How much can I take from my pension fund each year and be sure I do not run out of money in retirement is a common question we are asked. With the introduction of flexi-pension drawdown, increases in life expectancy and ongoing uncertainty in financial markets many are concerned the long established ‘rules of thumb’ are no longer valid.
Individuals may wish to take a tax-free lump sum from their pension fund, they may wish to take more in the early years of retirement with the intention of compensating with a lower amount in later life or they may wish to work part-time (or full time) later in life than originally planned. A wide variety of personal circumstances can make the safe withdrawal rate much more difficult to calculate than was once the case.
The ‘safe withdrawal rate’ is the safe initial (increased by inflation rate each year) level of income that can be withdrawn from a pension fund over a 30 year period to ensure the pension holder continues to receive an income in line with inflation, without running out of capital.
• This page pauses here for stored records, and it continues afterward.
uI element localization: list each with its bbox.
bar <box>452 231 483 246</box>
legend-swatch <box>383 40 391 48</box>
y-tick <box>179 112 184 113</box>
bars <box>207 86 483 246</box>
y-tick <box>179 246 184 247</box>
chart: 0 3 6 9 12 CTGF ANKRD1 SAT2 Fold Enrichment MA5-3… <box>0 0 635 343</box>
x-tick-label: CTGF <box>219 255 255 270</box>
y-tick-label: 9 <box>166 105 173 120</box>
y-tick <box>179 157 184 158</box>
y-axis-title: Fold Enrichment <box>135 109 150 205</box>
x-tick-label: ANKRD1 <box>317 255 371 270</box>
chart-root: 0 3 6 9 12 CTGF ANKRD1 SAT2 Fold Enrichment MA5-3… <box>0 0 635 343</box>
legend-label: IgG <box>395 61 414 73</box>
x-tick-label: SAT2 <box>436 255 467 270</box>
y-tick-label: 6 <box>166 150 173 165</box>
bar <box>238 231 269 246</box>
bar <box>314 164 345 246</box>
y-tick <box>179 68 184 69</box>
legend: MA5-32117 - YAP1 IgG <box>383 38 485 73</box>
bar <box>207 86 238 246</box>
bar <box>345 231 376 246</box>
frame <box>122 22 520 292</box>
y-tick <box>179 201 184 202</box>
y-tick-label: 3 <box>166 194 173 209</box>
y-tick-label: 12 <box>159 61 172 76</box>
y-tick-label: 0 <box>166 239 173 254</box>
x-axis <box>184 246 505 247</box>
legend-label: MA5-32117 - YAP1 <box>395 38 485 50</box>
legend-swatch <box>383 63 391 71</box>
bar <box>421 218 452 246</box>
The long established ‘rule of thumb’ SWR was set at 4% by USA based financial planner William Bengen over 20 years ago.
The 4% SWR has been widely discussed and criticised over the years. A report by Morningstar in early 2016 suggested that the SWR for the UK should not be 4% but actually 2.5%. Bengen’s original research was based on historical data on USA markets. It is important to remember any research based on historical performance is not necessarily an indicator of future performance. Bengen’s 4% should not be blindly applied without understanding his assumptions. For example, his research ignored the impact of fees.
The SWR should only be used as a starting point and no more than a guide. What really matters is an individual’s personal circumstances and aspirations. Factors to consider include:
- Attitude to risk.
- Required income guarantees (if any).
- Investment strategy, including diversification.
- Any desire to leave any remaining pension fund to beneficiaries on death.
- Planned withdrawal profile.
- The impact of fees and taxes.
- Planned changes in spending habits in retirement.
- Planning for long term care in later life.
For many, there is one great unknown – how long they may live. According to the Office For National Statistics (2014), the average lifespan for Male Baby Boomers (those born between 1946 and 1965) is 79 years old but those reaching 65 years old can expect to live (on average) to 87 years. It is important to note the difference between Male and Female life expectancies has closed with fewer men in hazardous occupations. A baby boomer female reaching 65 years of age can expect to live on average to 89 years. This has implications for a married couple where both could be reasonably expected to live for 22 years from the traditional retirement age of 65.
Brexit, a new (and potentially volatile) USA president, escalation of conflicts in the Middle East and Far East, and key upcoming elections in the Eurozone all have the potential to cause market volatility in the short to medium term. The 4% rule (or any other rule) may not apply if funds are withdrawn from pension funds when the markets are significantly down as this can have a disproportionate effect on the remaining fund.
In conclusion an SWR of 4% (or any other number) would be a convenient guide for those approaching retirement. This is probably why Bengen’s 4% number has persisted so long. The unfortunate reality, in many cases, is there is no general number that may be applied and the actual safe withdrawal rate is entirely dependent on personal circumstances, aspirations and (as noted in the previous paragraph) the performance of the markets at the point withdrawals are made.
The information in this article does not constitute financial or other professional advice. You should not take action on the basis of this article without seeking regulated independent financial advice that addresses your specific circumstances.